Après la guerre gréco-turque, un échange de population fut en effet validé par le traité de Lausanne en 1923. Plus d’un million de chrétiens d’Anatolie durent quitter leurs terres tandis que 500 000 musulmans de Grèce faisaient le chemin inverse. Les Grecs appellent cet événement « la Grande catastrophe ». « Pour la grande majorité des gens qui habitent la Macédoine grecque, la situation des réfugiés aujourd’hui est celle qu’ont vécu leurs ancêtres », explique le quarantenaire, en réajustant ses lunettes. « Ce qui arrive aux Syriens, aux Irakiens et aux autres, nous considérons cela comme la répétition de notre histoire. »
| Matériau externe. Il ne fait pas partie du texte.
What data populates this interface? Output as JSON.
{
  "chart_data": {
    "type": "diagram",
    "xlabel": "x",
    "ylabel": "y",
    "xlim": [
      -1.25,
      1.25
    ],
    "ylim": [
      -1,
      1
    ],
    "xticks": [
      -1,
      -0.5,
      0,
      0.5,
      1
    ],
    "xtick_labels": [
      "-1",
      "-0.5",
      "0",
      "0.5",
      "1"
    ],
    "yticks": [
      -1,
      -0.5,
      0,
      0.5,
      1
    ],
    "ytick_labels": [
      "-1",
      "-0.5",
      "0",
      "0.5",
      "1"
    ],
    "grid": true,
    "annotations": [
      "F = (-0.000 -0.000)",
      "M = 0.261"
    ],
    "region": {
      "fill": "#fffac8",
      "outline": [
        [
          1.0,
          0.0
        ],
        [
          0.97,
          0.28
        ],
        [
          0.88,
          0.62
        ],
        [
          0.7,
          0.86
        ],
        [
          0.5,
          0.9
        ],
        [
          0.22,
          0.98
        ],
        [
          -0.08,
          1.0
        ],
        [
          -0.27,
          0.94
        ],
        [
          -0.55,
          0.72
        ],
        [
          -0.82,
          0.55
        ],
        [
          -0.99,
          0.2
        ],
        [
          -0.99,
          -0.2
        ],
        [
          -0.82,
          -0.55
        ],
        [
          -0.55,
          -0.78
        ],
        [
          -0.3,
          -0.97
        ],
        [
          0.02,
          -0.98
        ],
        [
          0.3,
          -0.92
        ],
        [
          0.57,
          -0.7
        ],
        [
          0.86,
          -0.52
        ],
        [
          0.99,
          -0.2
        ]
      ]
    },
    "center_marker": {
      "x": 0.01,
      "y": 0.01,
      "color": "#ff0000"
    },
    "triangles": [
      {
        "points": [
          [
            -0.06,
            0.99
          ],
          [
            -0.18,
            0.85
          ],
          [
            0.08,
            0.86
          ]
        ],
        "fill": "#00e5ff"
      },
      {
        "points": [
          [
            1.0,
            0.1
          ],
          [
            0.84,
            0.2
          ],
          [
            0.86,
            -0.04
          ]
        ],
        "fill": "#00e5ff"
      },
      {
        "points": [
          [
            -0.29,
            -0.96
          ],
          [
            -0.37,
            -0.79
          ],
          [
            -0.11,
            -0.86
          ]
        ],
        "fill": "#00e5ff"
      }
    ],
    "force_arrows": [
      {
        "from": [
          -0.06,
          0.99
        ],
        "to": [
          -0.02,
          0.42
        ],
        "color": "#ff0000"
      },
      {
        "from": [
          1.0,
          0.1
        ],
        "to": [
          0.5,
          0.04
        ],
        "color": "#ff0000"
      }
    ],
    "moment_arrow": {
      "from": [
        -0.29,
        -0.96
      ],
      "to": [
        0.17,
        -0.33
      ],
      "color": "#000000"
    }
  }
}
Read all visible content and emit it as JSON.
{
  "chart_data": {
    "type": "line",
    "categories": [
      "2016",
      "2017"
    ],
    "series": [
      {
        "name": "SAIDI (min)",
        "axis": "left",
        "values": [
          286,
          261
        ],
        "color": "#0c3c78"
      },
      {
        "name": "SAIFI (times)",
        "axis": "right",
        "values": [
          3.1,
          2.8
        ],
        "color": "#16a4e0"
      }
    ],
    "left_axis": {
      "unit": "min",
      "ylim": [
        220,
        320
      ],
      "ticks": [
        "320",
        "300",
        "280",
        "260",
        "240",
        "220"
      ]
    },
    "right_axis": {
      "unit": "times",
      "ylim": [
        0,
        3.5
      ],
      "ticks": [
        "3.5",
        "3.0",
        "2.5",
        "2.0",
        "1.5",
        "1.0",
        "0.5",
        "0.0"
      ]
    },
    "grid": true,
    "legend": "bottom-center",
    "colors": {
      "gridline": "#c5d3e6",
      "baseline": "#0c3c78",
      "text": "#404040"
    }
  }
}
Aménagé dans une ancienne caserne militaire coincée entre un cimetière et les bretelles d’autoroute de la banlieue de Thessalonique, le camp de Diavata accueille environ 2 500 personnes. Contrairement à celui d’Idomeni où l’on compte surtout des Syriens et des Irakiens, ici de nombreux Afghans ont trouvé refuge. Après un périple de plusieurs milliers de kilomètres et des semaines coincés en Grèce, ils n’ont plus un sou en poche. Ils n’hésitent pas à manifester devant les journalistes qui visitent le camp et même dans les rues de Thessalonique pour réclamer l’ouverture des frontières. Ils n’ont pourtant presque aucune chance de pouvoir bénéficier de la « relocalisation » dans les pays de l’UE. « Depuis ma naissance, je n’ai jamais eu de chance », lâche Ahmad, un adolescent de 16 ans à la peau claire et aux cheveux roux, originaire de Kaboul. « Les Talibans m’avaient enlevé. Mon père est venu me chercher, mais il a dû leur donner de l’argent pour qu’ils me laissent partir. Ensuite, il a vendu tous nos biens pour payer ce voyage. Sur la mer, nous avons failli nous noyer. Nous n’avons plus rien en Afghanistan, et il est impossible d’imaginer qu’on va nous renvoyer en Turquie. Je voudrais juste pouvoir mener la vie normale, aller à l’école, faire du sport… Mais apparemment, ce n’est pas possible. »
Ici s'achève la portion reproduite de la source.